Robert Azzarito, COWP board member, said the organization is “shy on sponsorships” this year and “a lot of the fundraising events leading up to the event don’t’ get very well attended.”

Audebert echoed that statement, saying that every year there is “less and less attendance of fundraisers.”

In the meantime, the cost of the event is rising.

“It’s hard to determine if we’re going to be okay,” Audebert said. “Costs are going up. The city is not reducing its costs. The number of requires that we take more space, so that goes up as well.”

Audebert said the fundraising goals are only about $10,000 and the organization is at about $5,000 raised with two main events left—an Epcot Tuscan-themed party June 21 and bowling fundraiser July 13. Log onto ComeOutWithPride.com for information on both.

So… will they or won’t they charge at the gate?
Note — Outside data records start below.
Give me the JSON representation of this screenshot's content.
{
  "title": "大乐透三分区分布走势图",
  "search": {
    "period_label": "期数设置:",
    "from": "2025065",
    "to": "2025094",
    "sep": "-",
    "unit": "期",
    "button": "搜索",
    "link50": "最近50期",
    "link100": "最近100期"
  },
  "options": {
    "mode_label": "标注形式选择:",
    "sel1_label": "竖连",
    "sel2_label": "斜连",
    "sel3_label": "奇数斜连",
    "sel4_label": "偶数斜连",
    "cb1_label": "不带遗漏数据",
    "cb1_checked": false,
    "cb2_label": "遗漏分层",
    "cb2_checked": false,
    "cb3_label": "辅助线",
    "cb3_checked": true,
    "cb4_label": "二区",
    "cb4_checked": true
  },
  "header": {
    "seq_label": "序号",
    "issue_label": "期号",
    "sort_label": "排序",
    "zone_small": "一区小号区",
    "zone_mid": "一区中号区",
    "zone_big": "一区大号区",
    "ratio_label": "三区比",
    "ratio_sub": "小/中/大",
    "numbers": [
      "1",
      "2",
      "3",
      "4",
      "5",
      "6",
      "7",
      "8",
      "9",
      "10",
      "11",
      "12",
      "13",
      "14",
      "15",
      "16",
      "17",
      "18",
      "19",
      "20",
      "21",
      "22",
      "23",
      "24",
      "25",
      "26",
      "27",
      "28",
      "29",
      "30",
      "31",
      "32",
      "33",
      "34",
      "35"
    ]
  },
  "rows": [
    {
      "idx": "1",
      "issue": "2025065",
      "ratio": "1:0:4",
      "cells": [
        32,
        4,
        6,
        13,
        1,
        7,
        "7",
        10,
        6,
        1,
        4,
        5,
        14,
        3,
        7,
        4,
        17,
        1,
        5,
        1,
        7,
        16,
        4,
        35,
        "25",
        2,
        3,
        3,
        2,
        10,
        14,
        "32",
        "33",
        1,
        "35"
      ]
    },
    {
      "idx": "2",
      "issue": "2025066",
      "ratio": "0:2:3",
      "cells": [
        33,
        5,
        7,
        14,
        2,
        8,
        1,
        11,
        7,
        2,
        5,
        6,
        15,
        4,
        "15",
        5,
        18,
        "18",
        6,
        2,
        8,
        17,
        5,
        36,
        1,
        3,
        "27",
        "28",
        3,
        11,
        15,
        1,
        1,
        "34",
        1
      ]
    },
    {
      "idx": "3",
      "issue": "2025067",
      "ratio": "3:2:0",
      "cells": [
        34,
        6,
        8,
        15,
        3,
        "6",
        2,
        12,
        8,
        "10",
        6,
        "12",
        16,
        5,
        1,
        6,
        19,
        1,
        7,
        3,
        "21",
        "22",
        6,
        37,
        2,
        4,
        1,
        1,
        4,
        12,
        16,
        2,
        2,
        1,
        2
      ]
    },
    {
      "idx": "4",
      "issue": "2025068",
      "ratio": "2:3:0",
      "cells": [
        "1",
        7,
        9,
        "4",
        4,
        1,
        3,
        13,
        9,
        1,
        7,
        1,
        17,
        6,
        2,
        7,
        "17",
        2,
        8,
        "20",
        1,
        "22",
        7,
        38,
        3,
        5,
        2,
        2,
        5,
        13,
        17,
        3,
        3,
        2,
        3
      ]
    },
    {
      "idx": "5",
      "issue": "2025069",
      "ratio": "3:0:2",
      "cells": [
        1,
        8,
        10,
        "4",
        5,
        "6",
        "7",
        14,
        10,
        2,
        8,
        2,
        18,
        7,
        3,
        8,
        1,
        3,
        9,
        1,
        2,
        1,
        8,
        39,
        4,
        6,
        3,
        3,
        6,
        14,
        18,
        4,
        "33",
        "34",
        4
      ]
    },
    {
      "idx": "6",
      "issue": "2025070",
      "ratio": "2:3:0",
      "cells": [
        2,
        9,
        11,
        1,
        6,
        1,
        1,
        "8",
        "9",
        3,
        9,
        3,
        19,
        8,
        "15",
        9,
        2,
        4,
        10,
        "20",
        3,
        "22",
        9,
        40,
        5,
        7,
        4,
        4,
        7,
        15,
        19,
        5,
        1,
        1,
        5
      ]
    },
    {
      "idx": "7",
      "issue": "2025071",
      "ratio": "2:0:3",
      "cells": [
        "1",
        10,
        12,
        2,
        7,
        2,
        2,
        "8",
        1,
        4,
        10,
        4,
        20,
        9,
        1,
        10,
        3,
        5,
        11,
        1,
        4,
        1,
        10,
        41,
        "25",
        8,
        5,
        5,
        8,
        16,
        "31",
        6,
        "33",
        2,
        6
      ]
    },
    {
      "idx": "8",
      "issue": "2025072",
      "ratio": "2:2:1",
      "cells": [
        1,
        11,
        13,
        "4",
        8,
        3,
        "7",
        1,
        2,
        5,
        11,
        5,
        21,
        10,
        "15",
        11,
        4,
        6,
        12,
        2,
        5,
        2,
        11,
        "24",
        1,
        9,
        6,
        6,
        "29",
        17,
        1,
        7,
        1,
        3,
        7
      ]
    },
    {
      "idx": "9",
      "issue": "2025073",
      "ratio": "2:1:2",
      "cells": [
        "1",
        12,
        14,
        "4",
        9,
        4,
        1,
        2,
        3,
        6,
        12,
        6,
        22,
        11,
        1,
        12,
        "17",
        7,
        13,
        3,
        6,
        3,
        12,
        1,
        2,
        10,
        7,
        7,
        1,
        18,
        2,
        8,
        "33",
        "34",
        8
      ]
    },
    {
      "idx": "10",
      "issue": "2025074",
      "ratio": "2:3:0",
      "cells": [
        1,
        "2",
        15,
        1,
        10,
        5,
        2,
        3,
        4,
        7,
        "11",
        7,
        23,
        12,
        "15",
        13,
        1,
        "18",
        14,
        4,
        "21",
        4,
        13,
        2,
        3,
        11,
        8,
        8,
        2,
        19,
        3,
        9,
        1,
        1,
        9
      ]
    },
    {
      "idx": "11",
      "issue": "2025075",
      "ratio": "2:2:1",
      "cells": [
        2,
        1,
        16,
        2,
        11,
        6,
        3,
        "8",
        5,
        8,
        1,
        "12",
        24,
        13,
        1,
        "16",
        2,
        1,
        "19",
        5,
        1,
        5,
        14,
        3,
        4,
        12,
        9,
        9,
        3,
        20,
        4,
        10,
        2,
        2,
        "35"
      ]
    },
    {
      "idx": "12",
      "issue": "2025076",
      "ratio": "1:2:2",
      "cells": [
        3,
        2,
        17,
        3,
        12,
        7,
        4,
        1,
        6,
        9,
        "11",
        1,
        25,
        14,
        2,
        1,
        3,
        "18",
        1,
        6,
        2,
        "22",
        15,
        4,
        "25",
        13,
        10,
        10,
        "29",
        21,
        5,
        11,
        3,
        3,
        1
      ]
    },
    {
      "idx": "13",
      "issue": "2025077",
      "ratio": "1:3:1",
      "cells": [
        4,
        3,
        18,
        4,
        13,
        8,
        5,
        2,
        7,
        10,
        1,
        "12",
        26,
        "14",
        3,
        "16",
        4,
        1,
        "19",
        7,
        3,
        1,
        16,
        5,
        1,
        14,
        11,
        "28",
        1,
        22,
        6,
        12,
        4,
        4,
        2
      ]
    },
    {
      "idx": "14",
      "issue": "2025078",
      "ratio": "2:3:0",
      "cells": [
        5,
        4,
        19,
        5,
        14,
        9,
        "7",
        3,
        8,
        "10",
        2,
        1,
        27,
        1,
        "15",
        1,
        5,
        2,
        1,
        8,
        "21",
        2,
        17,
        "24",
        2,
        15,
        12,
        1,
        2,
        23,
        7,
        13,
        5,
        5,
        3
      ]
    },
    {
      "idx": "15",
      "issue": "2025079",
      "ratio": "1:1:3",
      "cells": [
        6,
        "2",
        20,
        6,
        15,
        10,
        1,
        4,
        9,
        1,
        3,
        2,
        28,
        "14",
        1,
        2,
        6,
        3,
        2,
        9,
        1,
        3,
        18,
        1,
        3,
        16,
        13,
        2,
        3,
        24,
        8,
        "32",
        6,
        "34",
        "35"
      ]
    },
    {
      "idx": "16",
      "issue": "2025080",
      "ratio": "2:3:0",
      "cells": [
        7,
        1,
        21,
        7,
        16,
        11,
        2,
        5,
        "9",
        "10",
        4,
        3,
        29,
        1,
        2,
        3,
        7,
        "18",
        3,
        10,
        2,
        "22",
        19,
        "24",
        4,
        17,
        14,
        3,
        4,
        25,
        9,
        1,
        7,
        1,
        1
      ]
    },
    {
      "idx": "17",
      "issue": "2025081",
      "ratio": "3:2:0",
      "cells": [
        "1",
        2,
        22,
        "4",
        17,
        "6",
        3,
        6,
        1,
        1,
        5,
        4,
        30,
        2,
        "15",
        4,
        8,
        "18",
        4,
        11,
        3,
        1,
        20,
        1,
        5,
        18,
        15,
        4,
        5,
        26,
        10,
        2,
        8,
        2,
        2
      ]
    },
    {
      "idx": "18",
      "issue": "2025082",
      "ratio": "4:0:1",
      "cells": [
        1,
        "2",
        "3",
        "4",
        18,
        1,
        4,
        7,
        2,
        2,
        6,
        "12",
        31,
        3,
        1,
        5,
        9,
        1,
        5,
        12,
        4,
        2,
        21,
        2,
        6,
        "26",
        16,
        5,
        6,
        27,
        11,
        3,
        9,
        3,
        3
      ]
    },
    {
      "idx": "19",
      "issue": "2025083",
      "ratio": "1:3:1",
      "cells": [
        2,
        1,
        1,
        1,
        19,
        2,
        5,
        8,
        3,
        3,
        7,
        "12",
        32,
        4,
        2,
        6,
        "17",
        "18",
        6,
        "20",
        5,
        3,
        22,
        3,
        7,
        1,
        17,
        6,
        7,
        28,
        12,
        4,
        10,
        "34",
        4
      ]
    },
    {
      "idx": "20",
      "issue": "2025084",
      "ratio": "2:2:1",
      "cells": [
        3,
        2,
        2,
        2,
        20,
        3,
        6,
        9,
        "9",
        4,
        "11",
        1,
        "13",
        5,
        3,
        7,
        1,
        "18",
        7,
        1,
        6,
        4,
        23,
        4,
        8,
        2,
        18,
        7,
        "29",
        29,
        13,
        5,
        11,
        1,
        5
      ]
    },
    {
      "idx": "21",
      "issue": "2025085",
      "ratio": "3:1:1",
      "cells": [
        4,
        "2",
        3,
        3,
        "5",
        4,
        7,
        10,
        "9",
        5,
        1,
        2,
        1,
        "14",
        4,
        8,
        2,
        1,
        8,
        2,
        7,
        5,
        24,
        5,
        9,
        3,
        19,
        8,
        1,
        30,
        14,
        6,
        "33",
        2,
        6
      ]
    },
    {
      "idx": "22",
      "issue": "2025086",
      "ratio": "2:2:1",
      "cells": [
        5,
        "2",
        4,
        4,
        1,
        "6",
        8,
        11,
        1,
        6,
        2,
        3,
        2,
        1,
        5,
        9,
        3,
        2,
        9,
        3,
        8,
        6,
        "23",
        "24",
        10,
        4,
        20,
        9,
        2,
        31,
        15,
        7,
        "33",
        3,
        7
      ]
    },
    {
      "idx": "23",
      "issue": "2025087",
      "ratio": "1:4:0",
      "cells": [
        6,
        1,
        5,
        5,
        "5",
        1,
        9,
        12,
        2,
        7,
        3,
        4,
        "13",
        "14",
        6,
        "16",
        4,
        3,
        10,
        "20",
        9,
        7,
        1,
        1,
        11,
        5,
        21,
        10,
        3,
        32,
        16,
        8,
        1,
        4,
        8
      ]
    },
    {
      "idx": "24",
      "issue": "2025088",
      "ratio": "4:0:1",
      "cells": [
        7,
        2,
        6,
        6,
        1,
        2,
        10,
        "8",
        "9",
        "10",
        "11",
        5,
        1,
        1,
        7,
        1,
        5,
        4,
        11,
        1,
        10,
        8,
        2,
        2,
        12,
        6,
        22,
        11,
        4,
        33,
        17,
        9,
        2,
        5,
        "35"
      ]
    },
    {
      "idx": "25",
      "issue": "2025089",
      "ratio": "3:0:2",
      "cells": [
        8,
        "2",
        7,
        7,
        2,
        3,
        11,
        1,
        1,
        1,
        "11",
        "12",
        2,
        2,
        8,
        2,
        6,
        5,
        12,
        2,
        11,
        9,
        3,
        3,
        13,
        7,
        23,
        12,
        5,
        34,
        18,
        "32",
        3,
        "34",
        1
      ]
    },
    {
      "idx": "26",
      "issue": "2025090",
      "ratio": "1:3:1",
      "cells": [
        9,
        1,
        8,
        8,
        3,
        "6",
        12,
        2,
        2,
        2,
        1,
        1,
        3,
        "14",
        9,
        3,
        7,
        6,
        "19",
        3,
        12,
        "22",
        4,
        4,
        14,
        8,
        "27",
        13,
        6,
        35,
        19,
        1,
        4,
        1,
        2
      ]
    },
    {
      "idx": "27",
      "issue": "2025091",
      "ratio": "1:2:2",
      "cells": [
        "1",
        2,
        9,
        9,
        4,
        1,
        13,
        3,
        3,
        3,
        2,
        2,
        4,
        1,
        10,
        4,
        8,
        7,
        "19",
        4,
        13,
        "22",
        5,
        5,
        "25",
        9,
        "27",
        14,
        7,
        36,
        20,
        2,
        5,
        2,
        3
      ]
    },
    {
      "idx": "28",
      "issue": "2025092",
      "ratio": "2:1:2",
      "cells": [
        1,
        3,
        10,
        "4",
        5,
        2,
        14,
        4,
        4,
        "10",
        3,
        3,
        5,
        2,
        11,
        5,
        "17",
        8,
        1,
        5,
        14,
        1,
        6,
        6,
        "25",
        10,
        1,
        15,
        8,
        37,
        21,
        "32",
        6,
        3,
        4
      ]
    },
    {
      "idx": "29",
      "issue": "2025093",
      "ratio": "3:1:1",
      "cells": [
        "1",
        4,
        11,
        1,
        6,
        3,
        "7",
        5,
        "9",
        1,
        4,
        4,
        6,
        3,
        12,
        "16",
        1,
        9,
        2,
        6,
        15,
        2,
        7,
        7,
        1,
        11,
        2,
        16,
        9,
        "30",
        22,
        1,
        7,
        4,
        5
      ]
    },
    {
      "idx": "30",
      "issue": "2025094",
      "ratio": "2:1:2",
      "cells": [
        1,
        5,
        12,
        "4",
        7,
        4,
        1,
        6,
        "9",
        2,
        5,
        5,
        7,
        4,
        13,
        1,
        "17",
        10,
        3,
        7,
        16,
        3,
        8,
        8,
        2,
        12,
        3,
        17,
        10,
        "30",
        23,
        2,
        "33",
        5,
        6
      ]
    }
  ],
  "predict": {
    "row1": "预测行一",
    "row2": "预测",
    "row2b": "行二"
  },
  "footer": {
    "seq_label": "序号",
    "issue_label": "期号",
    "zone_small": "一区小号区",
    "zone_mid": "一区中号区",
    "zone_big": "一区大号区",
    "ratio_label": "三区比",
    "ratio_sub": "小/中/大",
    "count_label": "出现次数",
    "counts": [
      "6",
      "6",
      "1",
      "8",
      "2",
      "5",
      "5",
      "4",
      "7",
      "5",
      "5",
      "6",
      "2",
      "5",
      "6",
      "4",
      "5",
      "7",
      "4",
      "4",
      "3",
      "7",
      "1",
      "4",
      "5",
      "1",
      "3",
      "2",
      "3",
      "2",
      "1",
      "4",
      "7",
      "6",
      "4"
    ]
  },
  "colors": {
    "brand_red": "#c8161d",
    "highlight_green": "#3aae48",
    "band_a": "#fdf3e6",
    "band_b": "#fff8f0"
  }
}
Azzarito said the discussion always comes up during planning because there is a new committee every year and “somebody always suggests that, especially if they’ve worked on other Prides.”

Azzarito said he was aware of a few Pride festivals in Florida that charge fees at the gate. However, Azzarito is firmly in the camp of keeping COWP free.

“I’ll kill somebody first,” he said. “I hate the idea of putting people at the gates and charging to get into the park. It just seems wrong.”

Audebert said the current discussion is a call to action and not a decision.

“I’ve been 150% opposed to it past years,” he said. “I have to be honest with you; I’m getting exhausted, working with very few individuals in this community that are paying for everyone.”

He said a $1 or $2 admission is fair for all.

“People in this community are willing to pay $150 at bars and clubs to become wasted but they’re not willing to contribute to their celebration,” Audebert said. “It’s frustrating.”

Despite that frustration, Audebert said it’s unlikely that they’ll charge at the gates for COWP 2013 because the logistics alone are too complicated to figure out on such a tight deadline.

“But I have to be honest with you; if this year we break even or lose money again as we did last year, next year there will be no question about ,” he said.

Audebert said last year’s COWP lost about $5,000.